5.2 The Committee notes that many of the author's allegations, both in connection with the case of F. B. and H. R., relate to the evaluation of facts and evidence by the trial judge. The Committee observes that it is generally for the appellate courts of States parties to the Covenant and not for the Committee to evaluate the facts and evidence placed before domestic courts and to review the interpretation of domestic law by national courts. Similarly, it is for the appellate courts and not for the Committee to review alleged errors by the judge in the conduct of a trial, unless it is apparent from the author's submission that the conduct of the trial was clearly arbitrary or tantamount to a denial of justice, or that the judge manifestly violated his obligation of impartiality. The author has not shown that the conduct of the trials in question suffered from such defects. In this respect, therefore, the author's claims of unfair trials do not come within the competence of the Committee and, in that sense, fall outside the scope of protection provided by article 14, paragraph 1, of the Covenant. Accordingly, this part of the communication is inadmissible as incompatible with the provisions of the Covenant, pursuant to article 3 of the Optional Protocol.

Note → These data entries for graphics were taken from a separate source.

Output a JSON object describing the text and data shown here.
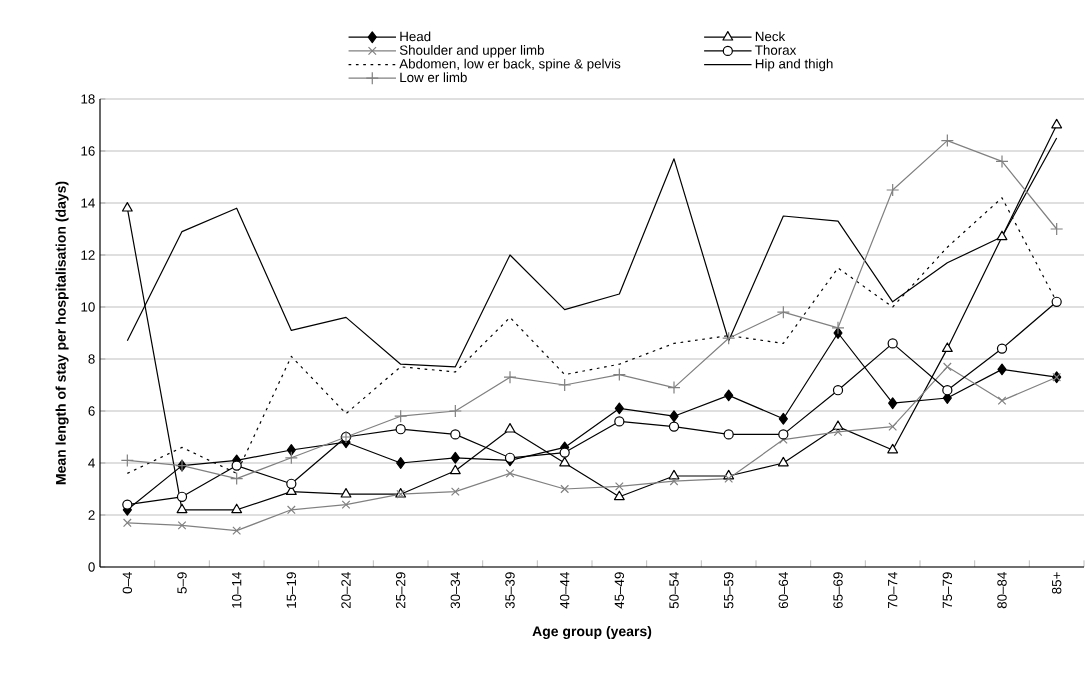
{
  "chart_data": {
    "type": "line",
    "xlabel": "Age group (years)",
    "ylabel": "Mean length of stay per hospitalisation (days)",
    "categories": [
      "0–4",
      "5–9",
      "10–14",
      "15–19",
      "20–24",
      "25–29",
      "30–34",
      "35–39",
      "40–44",
      "45–49",
      "50–54",
      "55–59",
      "60–64",
      "65–69",
      "70–74",
      "75–79",
      "80–84",
      "85+"
    ],
    "ylim": [
      0,
      18
    ],
    "yticks": [
      0,
      2,
      4,
      6,
      8,
      10,
      12,
      14,
      16,
      18
    ],
    "grid": "y",
    "legend": "top",
    "series": [
      {
        "name": "Head",
        "color": "#000000",
        "marker": "diamond",
        "line_style": "solid",
        "values": [
          2.2,
          3.9,
          4.1,
          4.5,
          4.8,
          4.0,
          4.2,
          4.1,
          4.6,
          6.1,
          5.8,
          6.6,
          5.7,
          9.0,
          6.3,
          6.5,
          7.6,
          7.3
        ]
      },
      {
        "name": "Neck",
        "color": "#000000",
        "marker": "triangle",
        "line_style": "solid",
        "values": [
          13.8,
          2.2,
          2.2,
          2.9,
          2.8,
          2.8,
          3.7,
          5.3,
          4.0,
          2.7,
          3.5,
          3.5,
          4.0,
          5.4,
          4.5,
          8.4,
          12.7,
          17.0
        ]
      },
      {
        "name": "Shoulder and upper limb",
        "color": "#808080",
        "marker": "cross",
        "line_style": "solid",
        "values": [
          1.7,
          1.6,
          1.4,
          2.2,
          2.4,
          2.8,
          2.9,
          3.6,
          3.0,
          3.1,
          3.3,
          3.4,
          4.9,
          5.2,
          5.4,
          7.7,
          6.4,
          7.3
        ]
      },
      {
        "name": "Thorax",
        "color": "#000000",
        "marker": "circle",
        "line_style": "solid",
        "values": [
          2.4,
          2.7,
          3.9,
          3.2,
          5.0,
          5.3,
          5.1,
          4.2,
          4.4,
          5.6,
          5.4,
          5.1,
          5.1,
          6.8,
          8.6,
          6.8,
          8.4,
          10.2
        ]
      },
      {
        "name": "Abdomen, low er back, spine & pelvis",
        "color": "#000000",
        "marker": "none",
        "line_style": "dotted",
        "values": [
          3.6,
          4.6,
          3.6,
          8.1,
          5.9,
          7.7,
          7.5,
          9.6,
          7.4,
          7.8,
          8.6,
          8.9,
          8.6,
          11.5,
          10.0,
          12.3,
          14.2,
          10.2
        ]
      },
      {
        "name": "Hip and thigh",
        "color": "#000000",
        "marker": "none",
        "line_style": "solid",
        "values": [
          8.7,
          12.9,
          13.8,
          9.1,
          9.6,
          7.8,
          7.7,
          12.0,
          9.9,
          10.5,
          15.7,
          8.7,
          13.5,
          13.3,
          10.2,
          11.7,
          12.7,
          16.5
        ]
      },
      {
        "name": "Low er limb",
        "color": "#808080",
        "marker": "plus",
        "line_style": "solid",
        "values": [
          4.1,
          3.9,
          3.4,
          4.2,
          5.0,
          5.8,
          6.0,
          7.3,
          7.0,
          7.4,
          6.9,
          8.8,
          9.8,
          9.2,
          14.5,
          16.4,
          15.6,
          13.0
        ]
      }
    ]
  }
}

5.3 With respect to the claim that the author was denied the services of an interpreter, the Committee finds that Z. P. has failed to substantiate his claim sufficiently, for purposes of admissibility. The material before the Committee shows that the author could express himself in adequate English and French, and that he did not apply for an interpreter during the trial. The Committee reaffirms in this context that the requirement of a fair hearing does not obligate States parties to make the services of an interpreter available ex officio or upon application to a person whose mother tongue differs from the official court language, if the person is capable of expressing himself adequately in the official language. 1/
5.4 In respect of the claim that the author was refused legal aid for his appeal in the case concerning H. R., the case file reveals that the Montreal Legal Aid Board did examine the author's request, but concluded that the interests of justice did not require the assignment of legal aid. Accordingly, the author has not sufficiently substantiated his allegation, for purposes of admissibility, and this part of the communication is inadmissible under article 2 of the Optional Protocol.
5.5 As to the alleged violation of article 14, paragraph 3(b), the Committee notes that the first time the author complained about the unavailability of the trial transcript was over two months after being denied leave to appeal by the Supreme Court. In the circumstances, he is estopped from invoking an ex posto facto violation on his right to adequate time and facilities for the preparation of his defence. The Committee concludes that this part of the communication is inadmissible as an abuse of the right of submission pursuant to article 3 of the Optional Protocol.
5.6 Finally, with regard to the claims of a violation of article 14, paragraph 1 (entitlement to a public hearing), and article 9, paragraph 2, the author has not sufficiently substantiated his allegation, for the purposes of admissibility, and this part of the communication is also inadmissible under article 2 of the Optional Protocol.
6. The Human Rights Committee therefore decides:
(a) The communication is inadmissible under articles 2 and 3 of the Optional Protocol ;
(b) This decision shall be communicated to the State party and to the author of the communication.
*/ Made public by decision of the Human Rights Committee
1/ See views in communication No. 219/1986, para. 10.2, (Guesdon v. France), adopted on 25 July 1990.